Aber wohin mit den Einwohnern von Köthen? Da habe ich eine Idee:
Die Initiative KKK – Köthen konsequent kuriert ruft alle Homöopathen dieser Welt zur Mithilfe auf! Um die homöopathische Heilung der Stadt Köthen voranzutreiben braucht die Initiative KKK ihre Spende! Mit dieser Spende wird die Initiative KKK die Rahmenbedingungen schaffen, um der Stadt Köthen eine ganzheitliche homöopathische Heilung zu ermöglichen!

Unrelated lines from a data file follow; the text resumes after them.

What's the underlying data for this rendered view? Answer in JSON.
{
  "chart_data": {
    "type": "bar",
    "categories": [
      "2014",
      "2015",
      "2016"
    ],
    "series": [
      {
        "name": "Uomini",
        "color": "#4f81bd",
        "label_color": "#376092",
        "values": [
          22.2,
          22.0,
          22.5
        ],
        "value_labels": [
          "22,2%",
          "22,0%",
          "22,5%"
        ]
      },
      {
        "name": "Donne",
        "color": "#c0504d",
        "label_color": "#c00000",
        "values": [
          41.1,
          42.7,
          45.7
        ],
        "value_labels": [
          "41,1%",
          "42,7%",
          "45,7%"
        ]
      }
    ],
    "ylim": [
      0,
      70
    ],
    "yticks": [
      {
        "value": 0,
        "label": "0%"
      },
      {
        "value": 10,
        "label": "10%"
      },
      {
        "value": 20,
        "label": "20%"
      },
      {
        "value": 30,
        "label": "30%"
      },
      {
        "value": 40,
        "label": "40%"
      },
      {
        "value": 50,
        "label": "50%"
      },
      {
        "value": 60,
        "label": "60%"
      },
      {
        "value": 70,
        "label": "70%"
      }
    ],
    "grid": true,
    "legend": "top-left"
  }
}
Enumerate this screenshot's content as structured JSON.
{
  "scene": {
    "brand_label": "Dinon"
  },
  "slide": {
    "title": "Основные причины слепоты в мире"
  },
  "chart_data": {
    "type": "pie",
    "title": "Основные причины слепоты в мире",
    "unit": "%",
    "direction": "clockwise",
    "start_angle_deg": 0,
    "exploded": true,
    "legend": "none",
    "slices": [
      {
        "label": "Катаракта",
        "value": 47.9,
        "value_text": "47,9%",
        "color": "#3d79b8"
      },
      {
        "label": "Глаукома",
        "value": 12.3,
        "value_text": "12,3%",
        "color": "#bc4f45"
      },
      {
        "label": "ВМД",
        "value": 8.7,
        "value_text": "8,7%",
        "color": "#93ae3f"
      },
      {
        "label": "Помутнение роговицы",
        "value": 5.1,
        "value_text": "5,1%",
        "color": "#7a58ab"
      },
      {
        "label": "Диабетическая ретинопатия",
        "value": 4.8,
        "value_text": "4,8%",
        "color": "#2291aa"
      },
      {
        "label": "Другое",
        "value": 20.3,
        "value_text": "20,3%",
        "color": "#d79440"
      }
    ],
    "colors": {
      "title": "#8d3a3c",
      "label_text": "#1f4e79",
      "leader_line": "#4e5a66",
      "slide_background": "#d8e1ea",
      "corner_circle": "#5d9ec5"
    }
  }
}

… in dem sie die Bürger für den Heilungszeitraum auf Kosten der Initiative KKK einfach an einen schönen Ort verbringt. Ob Mallorca, Kanarische Inseln, Österreich – in der Nebensaison (auf Schulferien muss keine Rücksicht genommen werden, der Unterricht an den Schulen wird am Ort der Verbringung fortgesetzt) und bei der Menge der zu verbringenden Personen (Mengenrabatt!) wird das bestimmt gar nicht soooo teuer. Und die Heilung der Stadt wird nicht nur zusätzlich durch zufrieden heimkehrende Bürger unterstützt, wenn sich das rumspricht werden nicht wenige Menschen versuchen ihren Wohnsitz nach Köthen zu verlegen und die Abwanderungstendenz ist gebannt. Deshalb:
Liebe Homöopathen, liebe Hersteller homöopathischer Produkte, bitte unterstützt die Initiative KKK – die Homöopathiestadt Köthen hat es verdient konsequent kuriert zu werden!